A recent NEJM survey found that people's trust in physicians has increased while their faith in information found on the Internet has subsequently decreased. In fact, what pops up on the Internet may cause a person more anxiety than help them. That presents opportunities for physicians.
The March 4 issue of the New England Journal of Medicine included the results of a revealing survey of nearly 16,000 people over a seven-year period. The survey found that people’s trust in physicians has increased while their faith in information found on the Internet has subsequently decreased.
Perhaps more importantly, while consumers are scouring the Internet for answers to health-related questions, they then take the newly acquired information to their physicians for confirmation.

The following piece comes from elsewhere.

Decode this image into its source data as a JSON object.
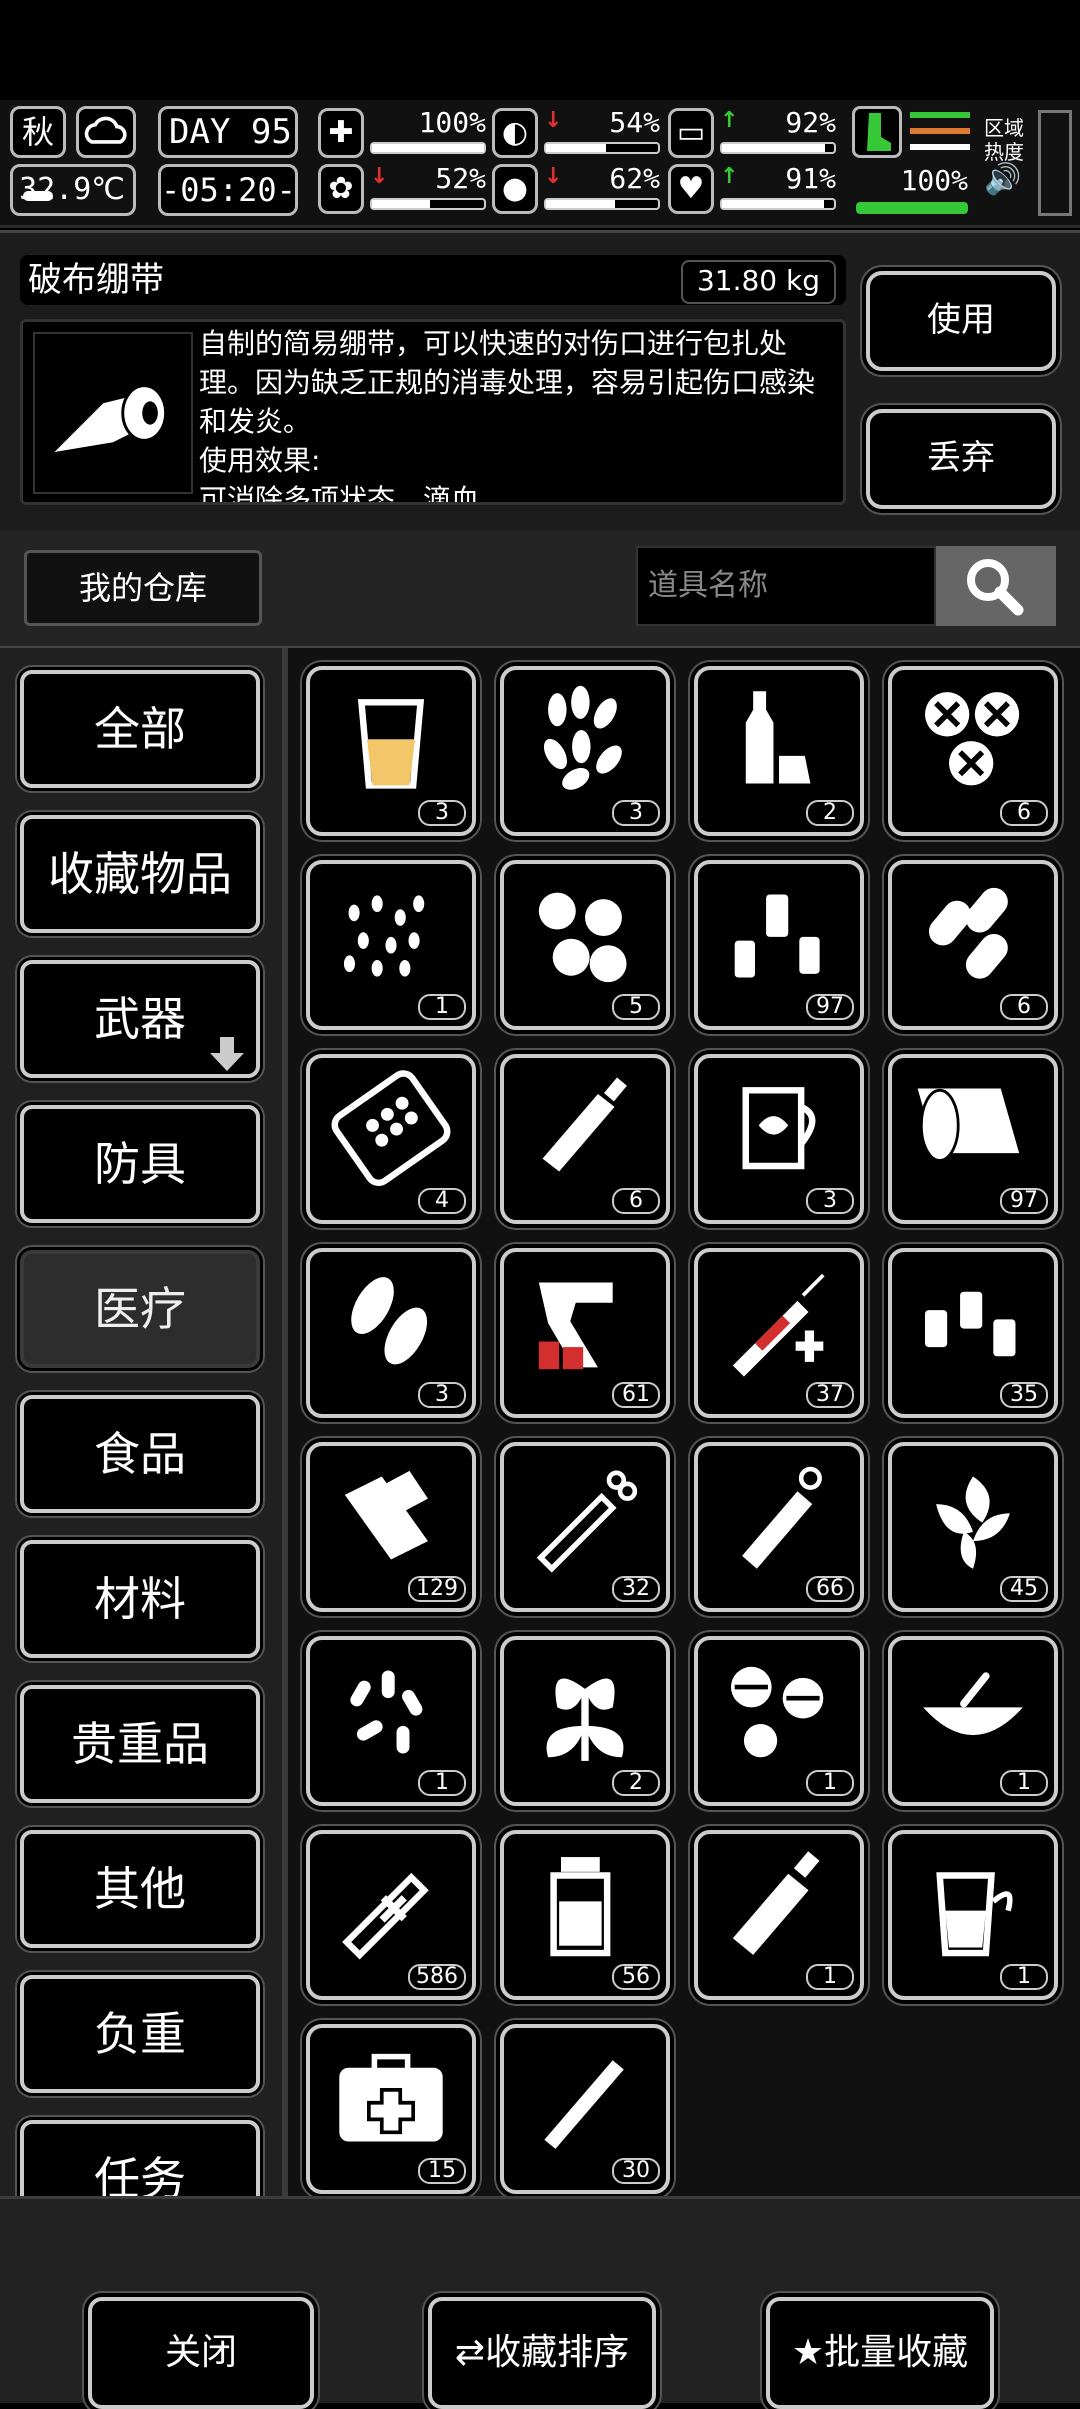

Sharon Horesh Bergquist, MD, the Emory Clinic Decatur, and assistant professor of medicine at the Emory School of Medicine, is not surprised by the survey’s results.
Says Bergquist, “If a person has a symptom, and they’re trying to diagnose themselves based on the symptom, what pops up on the Internet will often cause the person more anxiety than help them. It increases trust when you can go to [a physician] and they say you don’t need to worry.”

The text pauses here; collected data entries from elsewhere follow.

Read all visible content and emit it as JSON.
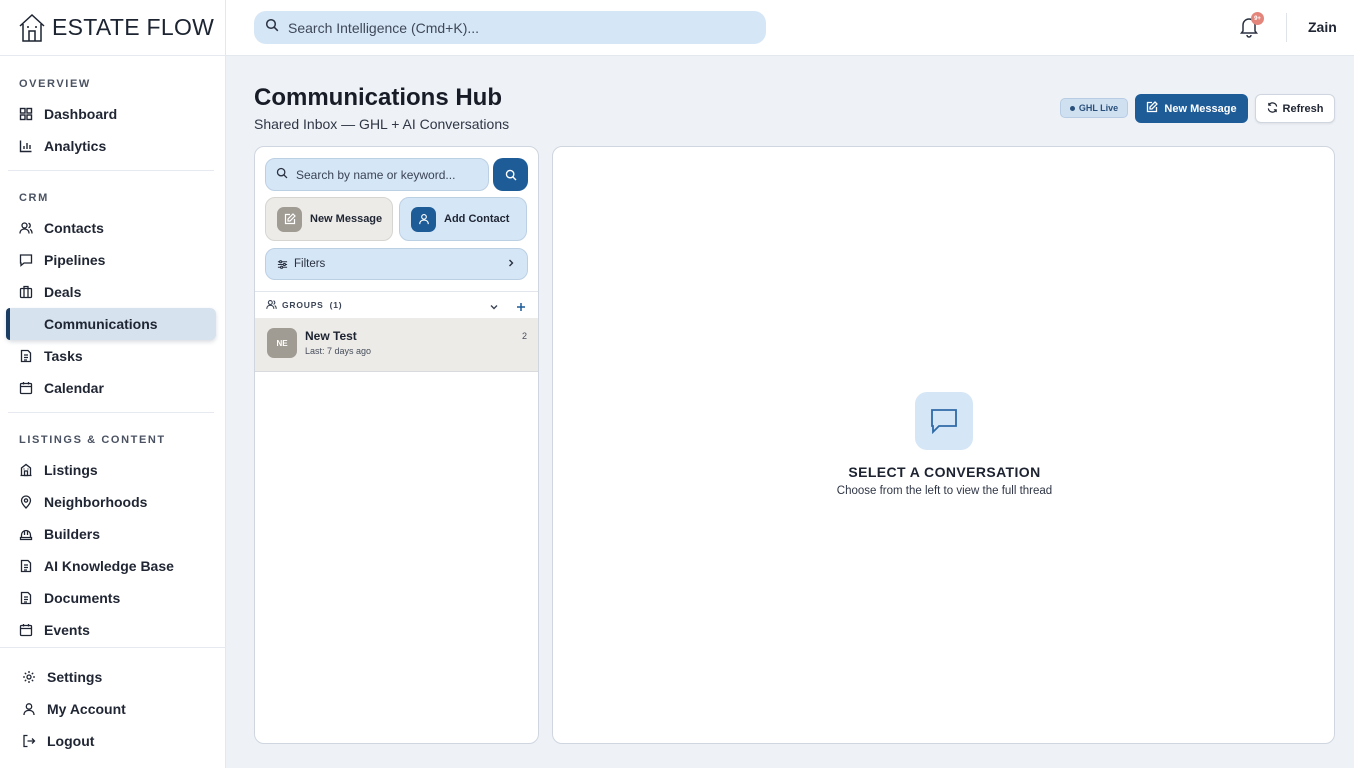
{
  "brand": {
    "name": "ESTATE FLOW"
  },
  "sidebar": {
    "sections": {
      "overview": "OVERVIEW",
      "crm": "CRM",
      "listings": "LISTINGS & CONTENT"
    },
    "items": {
      "dashboard": "Dashboard",
      "analytics": "Analytics",
      "contacts": "Contacts",
      "pipelines": "Pipelines",
      "deals": "Deals",
      "communications": "Communications",
      "tasks": "Tasks",
      "calendar": "Calendar",
      "listings": "Listings",
      "neighborhoods": "Neighborhoods",
      "builders": "Builders",
      "knowledge_base": "AI Knowledge Base",
      "documents": "Documents",
      "events": "Events"
    },
    "bottom": {
      "settings": "Settings",
      "account": "My Account",
      "logout": "Logout"
    }
  },
  "topbar": {
    "search_placeholder": "Search Intelligence (Cmd+K)...",
    "notification_badge": "9+",
    "user_name": "Zain"
  },
  "main": {
    "title": "Communications Hub",
    "subtitle": "Shared Inbox — GHL + AI Conversations",
    "status_badge": "GHL Live",
    "new_message_button": "New Message",
    "refresh_button": "Refresh"
  },
  "inbox": {
    "search_placeholder": "Search by name or keyword...",
    "new_message": "New Message",
    "add_contact": "Add Contact",
    "filters": "Filters",
    "groups_label": "GROUPS",
    "groups_count": "(1)",
    "conversations": [
      {
        "initials": "NE",
        "name": "New Test",
        "last": "Last: 7 days ago",
        "count": "2"
      }
    ]
  },
  "thread": {
    "empty_title": "SELECT A CONVERSATION",
    "empty_subtitle": "Choose from the left to view the full thread"
  },
  "colors": {
    "accent": "#1e5c98",
    "light_accent": "#d5e6f6",
    "active_nav": "#d6e2ee",
    "badge_red": "#e4857c"
  }
}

That presents opportunities for physicians.
The collaborative approach
Bergquist says that the best approach to healthcare is a collaborative approach; a two-way street. It’s important for patients to feel they can share information with their physician, but it’s equally essential that physicians earn their patients’ trust so that the latter are willing to share that information.

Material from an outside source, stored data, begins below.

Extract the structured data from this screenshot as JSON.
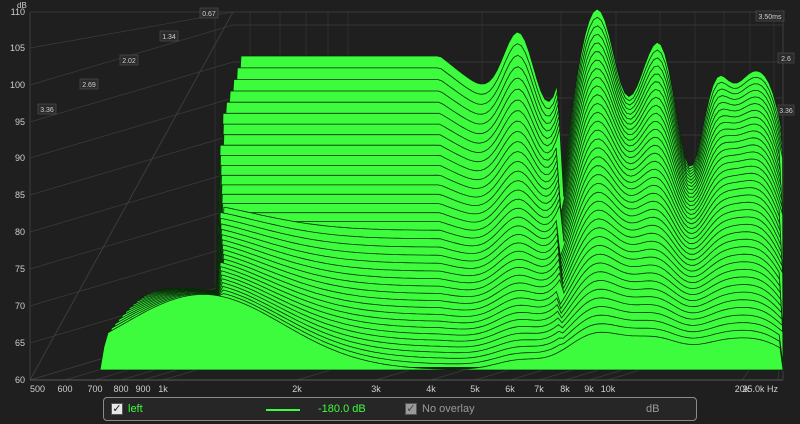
{
  "plot": {
    "y_unit": "dB",
    "y_ticks": [
      "110",
      "105",
      "100",
      "95",
      "90",
      "85",
      "80",
      "75",
      "70",
      "65",
      "60"
    ],
    "x_ticks": [
      "500",
      "600",
      "700",
      "800",
      "900",
      "1k",
      "2k",
      "3k",
      "4k",
      "5k",
      "6k",
      "7k",
      "8k",
      "9k",
      "10k",
      "20k",
      "25.0k Hz"
    ],
    "time_ticks_left": [
      "0.67",
      "1.34",
      "2.02",
      "2.69",
      "3.36"
    ],
    "time_ticks_right": [
      "3.50ms",
      "2.6",
      "3.36"
    ],
    "colors": {
      "surface": "#3dfc3d",
      "ridge_line": "#0a2a0a",
      "grid": "#3c3c3c",
      "background": "#1f1f1f"
    }
  },
  "legend": {
    "trace_name": "left",
    "trace_value": "-180.0 dB",
    "overlay_label": "No overlay",
    "unit": "dB"
  }
}
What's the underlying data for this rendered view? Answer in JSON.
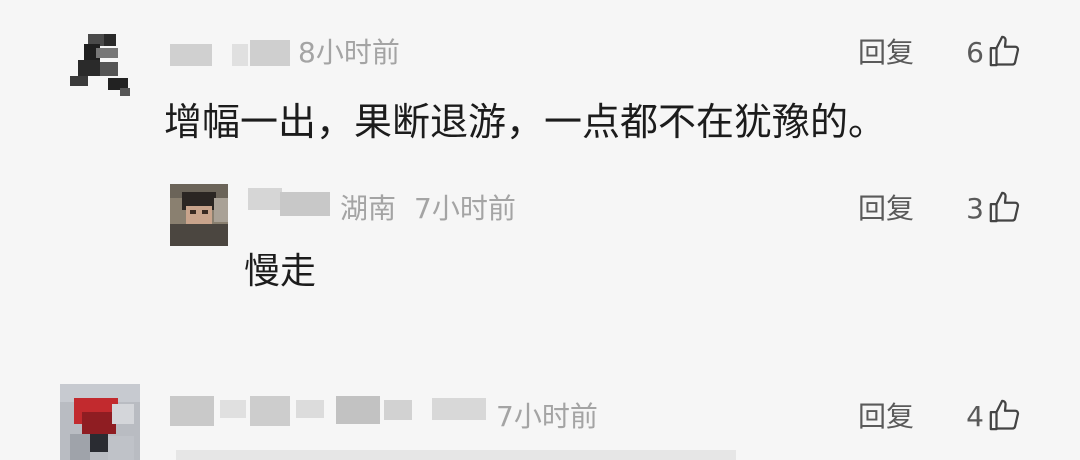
{
  "comments": [
    {
      "location": "",
      "time": "8小时前",
      "text": "增幅一出，果断退游，一点都不在犹豫的。",
      "reply_label": "回复",
      "likes": "6"
    },
    {
      "location": "湖南",
      "time": "7小时前",
      "text": "慢走",
      "reply_label": "回复",
      "likes": "3"
    },
    {
      "location": "",
      "time": "7小时前",
      "text": "",
      "reply_label": "回复",
      "likes": "4"
    }
  ],
  "icons": {
    "like": "thumbs-up-icon"
  }
}
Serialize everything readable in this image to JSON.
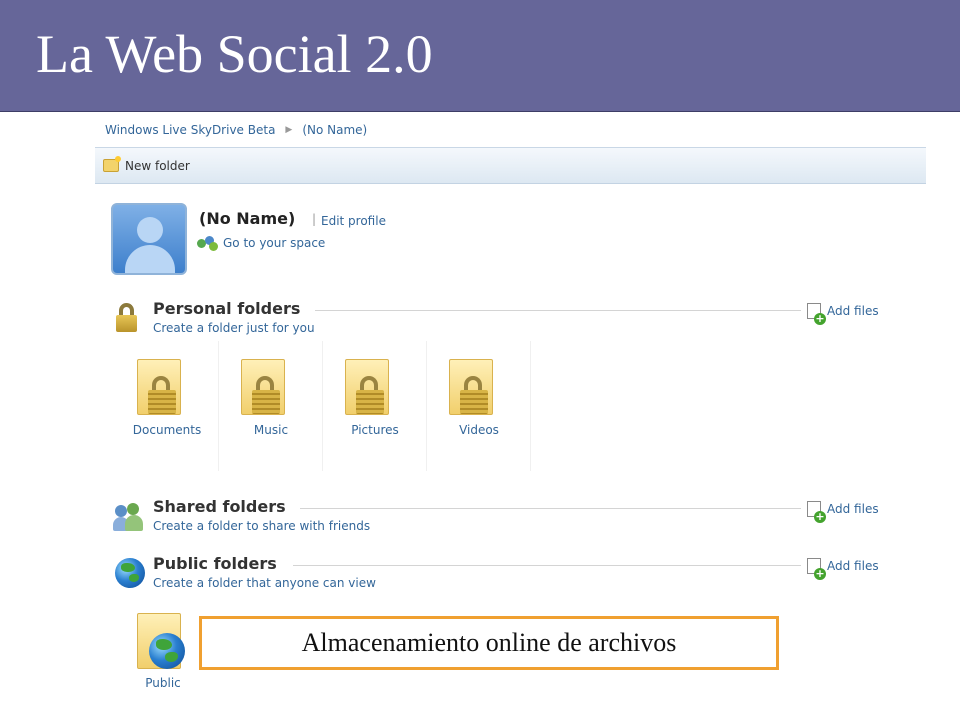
{
  "slide": {
    "title": "La Web Social 2.0"
  },
  "breadcrumb": {
    "items": [
      "Windows Live SkyDrive Beta",
      "(No Name)"
    ]
  },
  "toolbar": {
    "new_folder_label": "New folder"
  },
  "profile": {
    "name": "(No Name)",
    "separator": "|",
    "edit_label": "Edit profile",
    "space_link": "Go to your space"
  },
  "sections": {
    "personal": {
      "title": "Personal folders",
      "subtitle": "Create a folder just for you",
      "add_files": "Add files",
      "folders": [
        "Documents",
        "Music",
        "Pictures",
        "Videos"
      ]
    },
    "shared": {
      "title": "Shared folders",
      "subtitle": "Create a folder to share with friends",
      "add_files": "Add files"
    },
    "public": {
      "title": "Public folders",
      "subtitle": "Create a folder that anyone can view",
      "add_files": "Add files",
      "folders": [
        "Public"
      ]
    }
  },
  "caption": "Almacenamiento online de archivos",
  "colors": {
    "header_bg": "#666699",
    "link": "#336699",
    "caption_border": "#f0a030"
  },
  "icons": {
    "new_folder": "new-folder-icon",
    "avatar": "user-avatar",
    "space": "people-icon",
    "personal": "lock-icon",
    "shared": "shared-people-icon",
    "public": "globe-icon",
    "add_files": "add-file-icon"
  }
}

Can't we all just get along?
With that approach, she says, physicians can then individualize a treatment plan for a patient. In contrast, the information obtained on the Internet, while sometimes valuable, is more generalized and may or may not be appropriate to each individual.
How can physicians begin to build this trust?
“I think it’s very important [for physicians] to listen,” Bergquist says. “Genuinely listen to a person both in terms of their social situations as well as medical problems. And work with them; make recommendations that are practical, not just textbook that may not be practical for a patient to implement.”
That’s a process that takes time. It’s also challenging, given the volume of available health-related information and the speed with which information changes.
“There’s so much going on in every aspect of healthcare,” says Douglas Elwood, MD, MBA, vice president and medical advisor, Health and Wellness, for New York City-based Widmeyer Communications. “Keeping up [with the information] while still maintaining your daily practice is not an easy thing to do.”
But, he adds, “You don’t want a patient coming into your office and asking you a question about something new and not having an answer for them.”
Technology lends a hand
Elwood says that technology is helping physicians stay in touch, and points to smart phones, in particular, as enabling physicians to have unprecedented access to information. He explains that existing applications are already linking physicians more on a real-time basis to breaking news about drug recalls and other topics directly relevant to patients.
“Over 80 percent of physicians are projected to be using these phones by 2013, and a number of medical schools are already requiring their use,” Elwood says. “They’re the next generation of PDAs. There are applications like ePocrates that sound out rapid, real-time alerts when a medical is recalled. Just having that information on a real-time basis can affect patient care.”
This picture is an oversimplification designed to reinforce the statistic in the last paragraph.
It can also enhance trust, and help pave that two-way road. When patients ask questions during an office visit, physicians can take out their smart phone and say, “Mrs. Jones, let’s check that out together.”
Bergquist says she does that all the time, particularly where medications are concerned. “I pull up the database (accessed through Emory’s electronic medical records system) and I share the information with them. Looking something up in front of the patient buys trust, because it takes that bit of humility to say ‘I don’t know everything, but I know where to look it up, and where to guide you.’”
Elwood believes it’s possible to design outcome studies that can correlate patient empowerment and patient knowledge to outcomes, and says it’s already being done with some forms of technology such as at-home devices that monitor blood pressure and blood glucose levels, then feed that information to the patient’s physician.
“This is a real chance for physicians to get their patients even more dedicated to their own health,” says Elwood, adding that the overall fostering of trust between patients and physicians will “unquestionably” improve a physician’s bottom line. “As with any form of technology, there’s a learning curve that we’ll have to go through to get to that point that will augment the bottom line. But I think there’s no question that [physician’s using tools like smart phones] can do so.”